※この展覧会は終了しました。
札幌芸術の森美術館コレクション選
1925 胡蝶園とその時代の画家たち
1925(大正14)年は、北海道における大規模な美術団体、北海道美術協会が立ち上げられ、公募展覧会(通称、道展)が開催された記念すべき年です。その立ち上げの拠点となったのが中島公園に構えられた胡蝶園と呼ばれる本間紹夫(1902〜1967)の別荘でした。
本間は、画家たちの交流の場として自邸を提供し、自身もまた道展の設立に大きく寄与しました。
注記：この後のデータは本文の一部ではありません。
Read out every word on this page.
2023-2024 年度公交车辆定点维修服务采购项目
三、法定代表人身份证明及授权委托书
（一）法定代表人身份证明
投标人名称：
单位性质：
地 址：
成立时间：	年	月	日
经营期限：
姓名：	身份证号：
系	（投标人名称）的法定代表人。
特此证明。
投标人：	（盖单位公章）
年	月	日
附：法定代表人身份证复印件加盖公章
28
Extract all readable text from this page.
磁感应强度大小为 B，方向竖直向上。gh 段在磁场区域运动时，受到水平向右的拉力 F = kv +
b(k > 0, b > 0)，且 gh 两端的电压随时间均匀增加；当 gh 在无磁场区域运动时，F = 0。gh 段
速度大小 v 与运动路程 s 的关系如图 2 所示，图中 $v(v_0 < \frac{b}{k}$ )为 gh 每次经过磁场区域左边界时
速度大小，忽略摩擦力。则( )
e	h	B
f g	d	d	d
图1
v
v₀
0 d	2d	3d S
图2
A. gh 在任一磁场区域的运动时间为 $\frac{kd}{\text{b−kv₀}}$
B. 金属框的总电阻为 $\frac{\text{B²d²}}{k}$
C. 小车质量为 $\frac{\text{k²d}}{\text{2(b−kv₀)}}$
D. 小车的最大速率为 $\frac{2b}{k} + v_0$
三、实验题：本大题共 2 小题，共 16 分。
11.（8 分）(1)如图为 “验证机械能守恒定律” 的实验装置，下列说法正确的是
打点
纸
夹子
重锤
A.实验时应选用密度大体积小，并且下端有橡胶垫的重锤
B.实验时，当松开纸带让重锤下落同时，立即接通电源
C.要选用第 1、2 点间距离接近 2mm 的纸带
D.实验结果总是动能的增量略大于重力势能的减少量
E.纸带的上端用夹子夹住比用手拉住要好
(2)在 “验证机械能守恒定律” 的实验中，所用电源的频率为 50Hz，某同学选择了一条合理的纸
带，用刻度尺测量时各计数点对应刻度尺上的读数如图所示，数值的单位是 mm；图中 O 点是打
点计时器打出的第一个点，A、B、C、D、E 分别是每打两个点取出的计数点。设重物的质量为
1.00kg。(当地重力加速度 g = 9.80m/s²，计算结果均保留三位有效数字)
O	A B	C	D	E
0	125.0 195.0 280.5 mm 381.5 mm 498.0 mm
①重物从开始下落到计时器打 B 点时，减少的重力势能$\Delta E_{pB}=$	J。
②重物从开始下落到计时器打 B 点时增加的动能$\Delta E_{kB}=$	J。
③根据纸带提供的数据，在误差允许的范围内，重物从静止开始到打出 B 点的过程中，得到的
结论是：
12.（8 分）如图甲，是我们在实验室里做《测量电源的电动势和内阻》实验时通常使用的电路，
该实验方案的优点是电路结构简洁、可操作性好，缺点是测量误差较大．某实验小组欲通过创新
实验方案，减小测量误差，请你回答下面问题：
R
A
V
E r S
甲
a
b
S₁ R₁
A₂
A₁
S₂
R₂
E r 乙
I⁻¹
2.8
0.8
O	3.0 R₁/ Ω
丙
これまで文献や写真資料で語られることが多かった胡蝶園ですが、近年、本間家に遺されていた本間紹夫撮影の9.5mmフィルム映像の中に、胡蝶園を映したものが発見されました。そこには、大正末期から昭和初期にかけての中島公園の様子が生き生きと映し出されています。
本展は、本間紹夫撮影の9.5mmフィルムをデジタル化した8編の映像とともに、色紙や折帖、道展設立に寄与した画家たちの絵画(当館所蔵)によって、胡蝶園を舞台に繰り広げられた1925年前後の北海道画壇の様子を垣間見ようとするものです。
◆◆本展の見どころ◆◆
◆本間紹夫と胡蝶園
写真資料や、田上義也(1899〜1991)による胡蝶園改築図面(複製)などを通して、胡蝶園の全体像をみていきます。
◆9.5mmフィルム映像
本間紹夫は、フランスのパテ社製「Pathé Baby(パテ・ベビー)」と呼ばれる映写機、フィルムの入ったトランクケースを所有していました。
家族との仲むつまじい様子とともに、胡蝶園(中島公園)をはじめ、定山渓や東京・立川など様々な地で本間が目にした光景が収められており、当時を知る上でも資料的価値の高い映像となっています。
南俊輔氏の手によって8編の映像がデジタル化しており、現在も残りの映像のデジタル化を進めています。
本展では8編をまとめて常時上映しております。
◆色紙絵、折帖
画家仲間が胡蝶園や旅行先で描いた色紙絵には、似顔絵や宴の様子が描かれています。
中村善策、前田政雄らが描いた本間紹夫や本間家の人々、画家仲間たちは、当時の盛り上がりをそのまま絵筆に載せています。折帖には、道展創立に寄与した画家たちが水彩画や墨画が収められています。
◆絵画(当館所蔵)
上野山清貢、中村善策など本間と親交の深かった画家たちによる絵画を7点出品しています。
また、会場内では彩京堂(https://www.8mmdvd.net/)による本展映像の色加工を施したものも合わせて上映しています。
※本展の写真撮影および録画は固くお断りしております。